Autoscaling can function optimally only if the system does not have a bottleneck. You should monitor your system to avoid bottlenecks (see Troubleshooting autoscaling below). 

Enabling autoscaling

To enable autoscaling in your DCE cluster:

  • In the values.yaml file of the SonarQube’s DCE Helm chart, set the ApplicationNodes.hpa.enabled to true.

Testing autoscaling

To test autoscaling:

  • Check the pending_count and pending_time of background tasks (see Instance monitoring). If they are increasing, SonarQube should scale up. If not (autoscaling is not triggered), perform the steps described below.

If the autoscaling test is negative, see Troubleshooting autoscaling below.

Troubleshooting autoscaling

Autoscaling can function optimally only if the system does not have a bottleneck. You should monitor your system to avoid bottlenecks. 

If autoscaling is not triggered properly:

  1. Change the number of workers per node that will process background tasks. For the DCE Helm chart's default request/limit resources (see Default configuration in Autoscaling configuration below), set this number to 3 ( 3 is the ideal number for maximizing performance and inducing a constant load to trigger autoscaling).
  2. Check that your database is not under heavy load. This can be because the database's CPU/RAM/IO are capped at the maximum value. Some databases also have an IO burst balance that can get exhausted (Database I/Os are very important for optimal performances.)
  3. Perform the same checks regarding networking and resource cap on the reverse proxy, load balancer, network, and Kubernetes nodes I/Os.
  4. If autoscaling still does not work properly, try to adjust the configuration with caution.

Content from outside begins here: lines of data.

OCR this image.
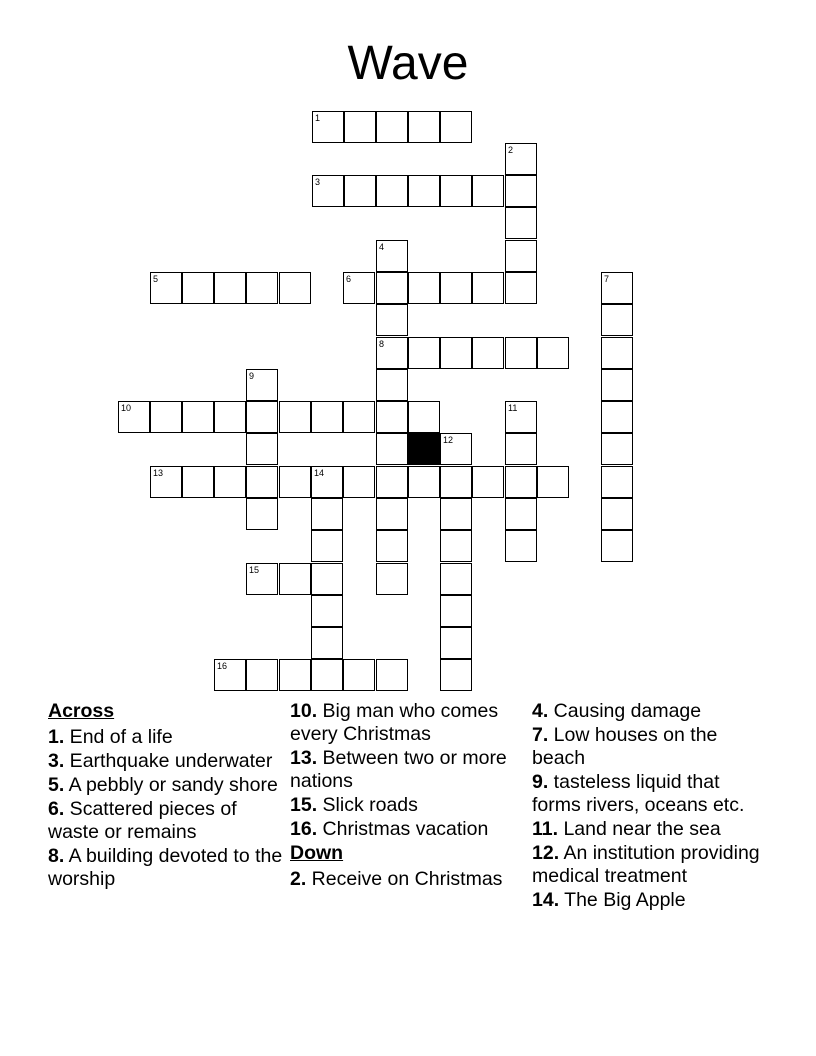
Wave
1
2
3
4
5	6	7
8
9
10	11
12
13	14
15
16
Across
1. End of a life
3. Earthquake underwater
5. A pebbly or sandy shore
6. Scattered pieces of waste or remains
8. A building devoted to the worship
10. Big man who comes every Christmas
13. Between two or more nations
15. Slick roads
16. Christmas vacation
Down
2. Receive on Christmas
4. Causing damage
7. Low houses on the beach
9. tasteless liquid that forms rivers, oceans etc.
11. Land near the sea
12. An institution providing medical treatment
14. The Big Apple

See the Autoscaling configuration section below for details.

Disabling autoscaling

  • In the values.yaml file of the SonarQube’s DCE Helm chart, set the ApplicationNodes.hpa.enabled to false.

Autoscaling configuration

Default configuration

The default autoscaling configuration in the SonarQube's DCE Helm chart is shown below. Note that it's designed to work with the default resources (see below the configuration).

 hpa:

    enabled: false

    minReplicas: 2

    maxReplicas: 10

    metrics:

      - type: Resource

        resource:

          name: cpu

          target:

            type: Utilization

            averageUtilization: 80

    behavior:

      scaleDown:

        stabilizationWindowSeconds: 60

        policies:

          - type: Pods

            value: 1

            periodSeconds: 20

      scaleUp:

        stabilizationWindowSeconds: 0

        policies:

          - type: Percent

            value: 100

            periodSeconds: 600

Default resources

The default autoscaling setup is designed to work with the helm chart's default resources block shown below. 

  resources:

    limits:

      cpu: 800m

      memory: 3072M

    requests:

      cpu: 400m

      memory: 3072M
Minimum number of deployment replicas

We highly recommend not setting minReplicas below 2, but you can adjust according to your availability needs.

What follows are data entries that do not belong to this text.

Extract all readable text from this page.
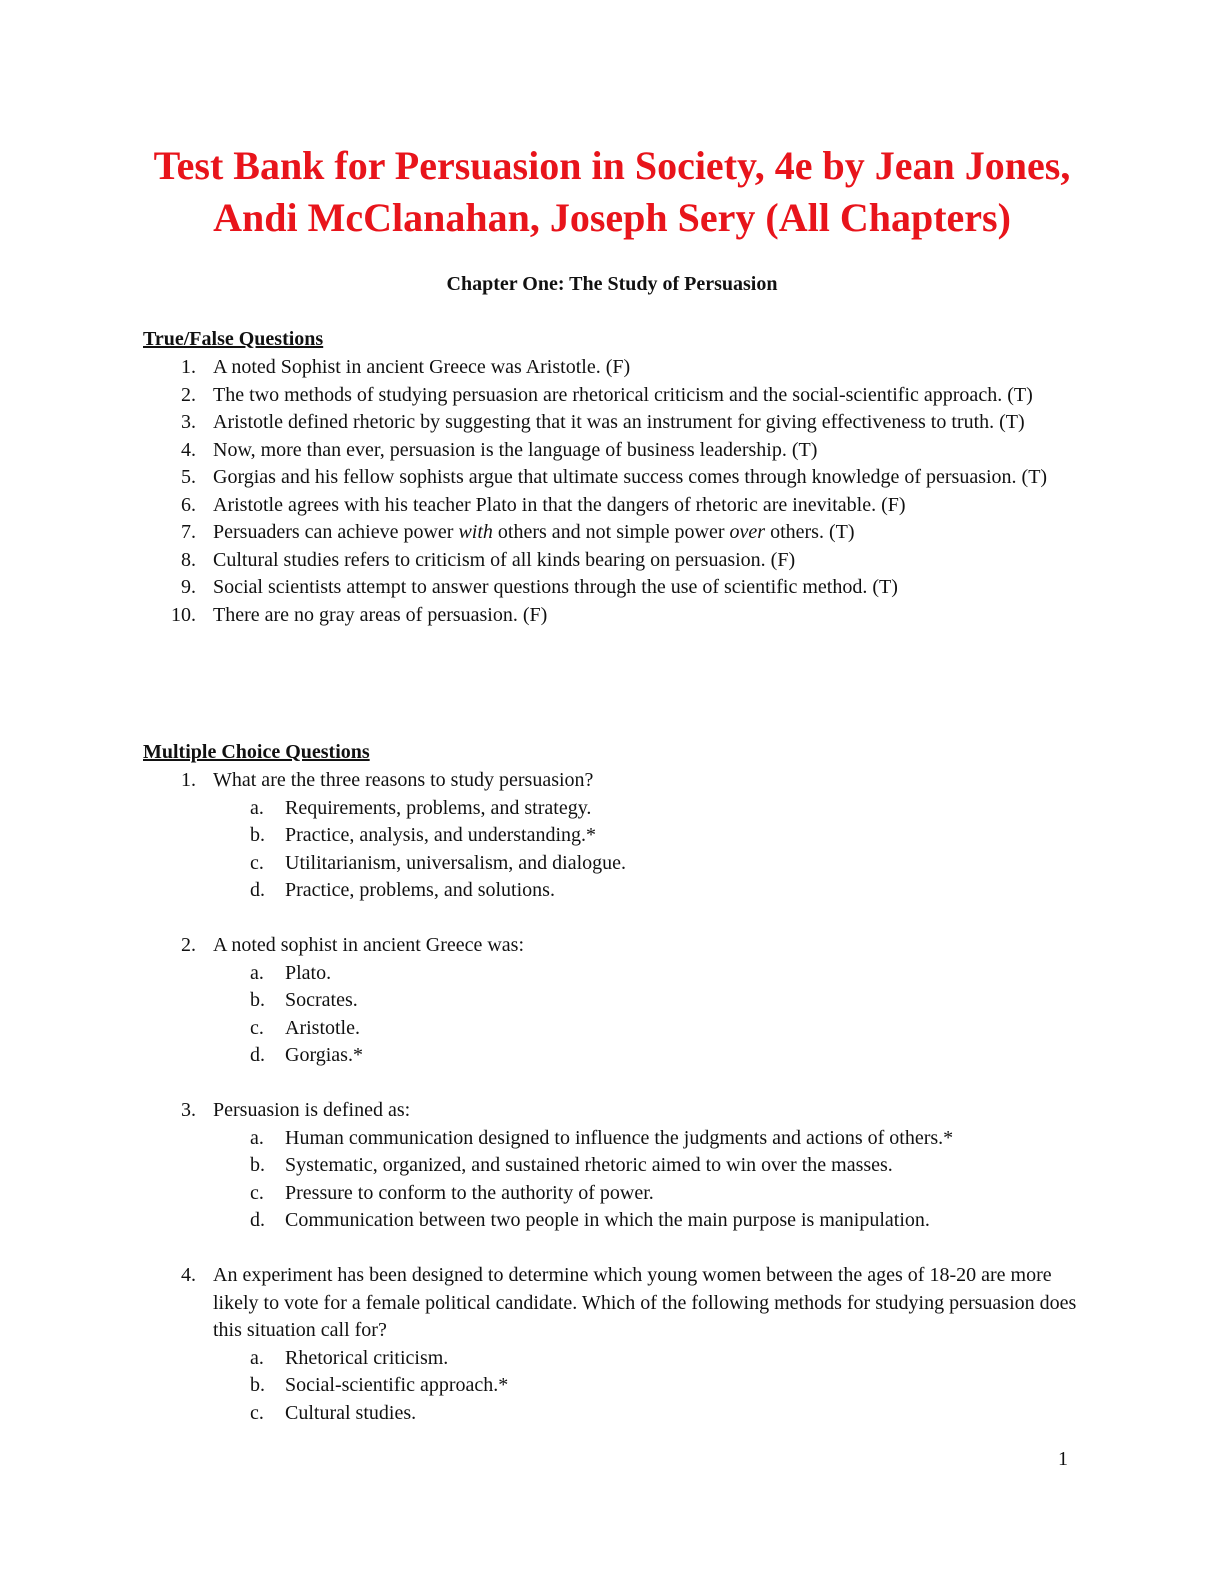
Test Bank for Persuasion in Society, 4e by Jean Jones,
Andi McClanahan, Joseph Sery (All Chapters)
Chapter One: The Study of Persuasion
True/False Questions
1. A noted Sophist in ancient Greece was Aristotle. (F)
2. The two methods of studying persuasion are rhetorical criticism and the social-scientific approach. (T)
3. Aristotle defined rhetoric by suggesting that it was an instrument for giving effectiveness to truth. (T)
4. Now, more than ever, persuasion is the language of business leadership. (T)
5. Gorgias and his fellow sophists argue that ultimate success comes through knowledge of persuasion. (T)
6. Aristotle agrees with his teacher Plato in that the dangers of rhetoric are inevitable. (F)
7. Persuaders can achieve power with others and not simple power over others. (T)
8. Cultural studies refers to criticism of all kinds bearing on persuasion. (F)
9. Social scientists attempt to answer questions through the use of scientific method. (T)
10. There are no gray areas of persuasion. (F)
Multiple Choice Questions
1. What are the three reasons to study persuasion?
a. Requirements, problems, and strategy.
b. Practice, analysis, and understanding.*
c. Utilitarianism, universalism, and dialogue.
d. Practice, problems, and solutions.
2. A noted sophist in ancient Greece was:
a. Plato.
b. Socrates.
c. Aristotle.
d. Gorgias.*
3. Persuasion is defined as:
a. Human communication designed to influence the judgments and actions of others.*
b. Systematic, organized, and sustained rhetoric aimed to win over the masses.
c. Pressure to conform to the authority of power.
d. Communication between two people in which the main purpose is manipulation.
4. An experiment has been designed to determine which young women between the ages of 18-20 are more likely to vote for a female political candidate. Which of the following methods for studying persuasion does this situation call for?
a. Rhetorical criticism.
b. Social-scientific approach.*
c. Cultural studies.
1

Maximum number of deployment replicas

maxReplicas can be freely edited, but remember that this can induce a huge increase in costs.

Scale-up policy

The scale-up policy (scaleUp:policies) defines the extent to which the number of Pods increases (value) during a given period of time (periodSeconds) in case 80% of the CPU request is reached.  

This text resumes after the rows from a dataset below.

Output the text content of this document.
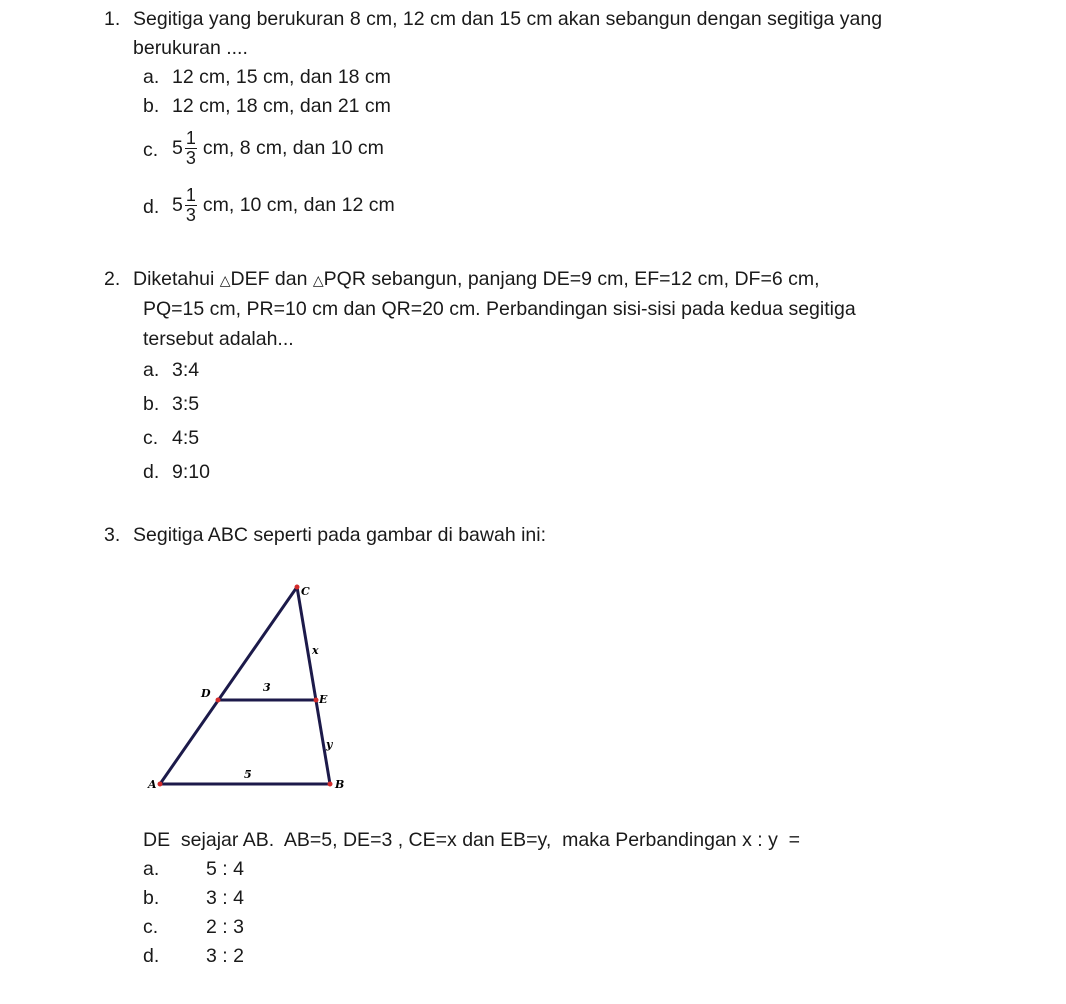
1. Segitiga yang berukuran 8 cm, 12 cm dan 15 cm akan sebangun dengan segitiga yang
berukuran ....
a. 12 cm, 15 cm, dan 18 cm
b. 12 cm, 18 cm, dan 21 cm
c. $5 \frac{1}{3}$ cm, 8 cm, dan 10 cm
d. $5 \frac{1}{3}$ cm, 10 cm, dan 12 cm
2. Diketahui △DEF dan △PQR sebangun, panjang DE=9 cm, EF=12 cm, DF=6 cm,
PQ=15 cm, PR=10 cm dan QR=20 cm. Perbandingan sisi-sisi pada kedua segitiga
tersebut adalah...
a. 3:4
b. 3:5
c. 4:5
d. 9:10
3. Segitiga ABC seperti pada gambar di bawah ini:
C
x
D	3
E
y
A
5
B
DE  sejajar AB.  AB=5, DE=3 , CE=x dan EB=y,  maka Perbandingan x : y  =
a. 5 : 4
b. 3 : 4
c. 2 : 3
d. 3 : 2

The default scale-up policy aims at best-effort efficiency over cost by at most doubling the number of Pods (value = 100%) every 10 minutes. We are aggressively scaling up to compensate for SonarQube long startup time (about a minute) and to let the stabilization happen after startup:

  • The 10-minute period is important as it lets the new Pod stabilize its CPU consumption at startup, preventing an autoscaling loop in which the Pods are scaled up to the maximum number directly. 
  • Doubling allows for an exponential scale-up that can catch up with the load and ensure a 10-minute lag at most.
Scale-down policy

The scale-down policy (scaleDown:policies) defines the extent to which the number of Pods decreases (value) during a given period of time (periodSeconds) in case the CPU max value of the past 60 seconds is below the 80% CPU request.  

The default scale-down policy removes 1 Pod every 20 seconds. It suits the aggressive default scale-up policy by scaling down quickly to the required number of Pods to accommodate the load.